Судьба как будто выдала последний легкомысленный отпуск Леониду, Шурочке и Диди, всего через два года, уже вдовцом, писатель купит в этом месте участок земли — немного выше по Черной речке и признается, что купил, потому что отсюда он может видеть крышу дома, «где он когда-то был так счастлив». Этот дом за 350 рублей Андреевы наняли на лето 1905 года у петербургского адвоката Лыжина, а недалеко, в Куоккале, поселились Горький с Марией Федоровной, оба друга позировали: Андреев — Илье Репину, работающему в своем домике, известном теперь каждому как усадьба «Пенаты», Горький — одному из репинских учеников. Пребывание модных писателей на модном петербургском курорте произвело фурор среди столичной публики, известный фотограф Карл Булла не мог не запечатлеть этот факт: 27 мая в мастерской Репина состоялась известная фотосессия, где Горький, Андреев и их жены выступали в роли моделей. А очень скоро эти снимки, размноженные на открытках, бойко продавались по всей России.

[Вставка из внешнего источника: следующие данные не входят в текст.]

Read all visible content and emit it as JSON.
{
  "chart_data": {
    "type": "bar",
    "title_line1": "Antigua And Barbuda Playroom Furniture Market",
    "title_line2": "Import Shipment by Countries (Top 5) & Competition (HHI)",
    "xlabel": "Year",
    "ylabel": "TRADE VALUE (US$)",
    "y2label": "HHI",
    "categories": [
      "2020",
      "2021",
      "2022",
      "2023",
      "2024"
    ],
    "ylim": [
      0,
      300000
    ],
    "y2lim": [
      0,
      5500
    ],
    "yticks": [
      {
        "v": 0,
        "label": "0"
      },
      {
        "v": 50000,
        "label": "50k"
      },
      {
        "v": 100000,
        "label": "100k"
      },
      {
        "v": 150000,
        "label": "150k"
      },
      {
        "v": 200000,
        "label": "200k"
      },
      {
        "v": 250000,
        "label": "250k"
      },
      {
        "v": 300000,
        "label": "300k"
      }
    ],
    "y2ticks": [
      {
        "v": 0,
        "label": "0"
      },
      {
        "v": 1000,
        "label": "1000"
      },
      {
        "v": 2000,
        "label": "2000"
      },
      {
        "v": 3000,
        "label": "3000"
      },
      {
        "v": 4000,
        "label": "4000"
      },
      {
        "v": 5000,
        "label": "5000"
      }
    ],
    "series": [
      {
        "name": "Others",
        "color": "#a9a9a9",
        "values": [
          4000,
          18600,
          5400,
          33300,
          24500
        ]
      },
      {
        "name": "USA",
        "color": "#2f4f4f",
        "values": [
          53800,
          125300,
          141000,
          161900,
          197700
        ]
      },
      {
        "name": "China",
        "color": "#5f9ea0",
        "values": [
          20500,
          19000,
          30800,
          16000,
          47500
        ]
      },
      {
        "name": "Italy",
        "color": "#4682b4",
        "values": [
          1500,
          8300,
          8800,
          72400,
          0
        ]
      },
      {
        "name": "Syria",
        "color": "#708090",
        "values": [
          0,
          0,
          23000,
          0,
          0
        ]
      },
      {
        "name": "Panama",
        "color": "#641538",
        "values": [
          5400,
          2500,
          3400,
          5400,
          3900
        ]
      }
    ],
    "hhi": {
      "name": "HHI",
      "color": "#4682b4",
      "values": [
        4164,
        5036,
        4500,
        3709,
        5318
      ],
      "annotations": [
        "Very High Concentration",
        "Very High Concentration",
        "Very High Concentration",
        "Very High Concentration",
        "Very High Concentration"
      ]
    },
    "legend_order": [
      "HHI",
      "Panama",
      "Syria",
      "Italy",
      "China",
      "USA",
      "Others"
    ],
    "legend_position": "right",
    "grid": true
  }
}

Отношения Горького и Андреева — теперь почти что братские, их ежедневные встречи, совместные прогулки, обеды и выступления на концертах омрачены лишь мнительностью Леонида Николаевича, отчаянно ревнующего друга к бесчисленным знакомым и разнообразным занятиям, совершенно никчемным с точки зрения Андреева. О «странном характере наших с тобою отношений за последнее время — в Финляндии», — пишет он другу, буквально вынуждая Горького клясться ему в верности и любви, «…сумма моих отношений к тебе есть нечто очень твердое и определенное, эта сумма не изменяется ни количественно, ни качественно, она лишь перемещается внутрь моего „я“ — понятно? — с грубоватой нежностью отвечает Максимушка. — Живя жизнью более разнообразной, чем ты, я постоянно и без устали занят поглощением „впечатлений бытия“…» Занятость Горького конкретной работой на конкретную партию также раздражала Леонида. И здесь другу приходится оправдываться перед «дорогим Леонидом»: «Я социал-демократ, потому что я — революционер, а социал-демократическое учение — суть наиболее революционное. Ты — скажешь — „казарма“! Мой друг — во всякой философии — важна часть критическая, часть же положительная — даже не всегда интересна, не только что важна»[241].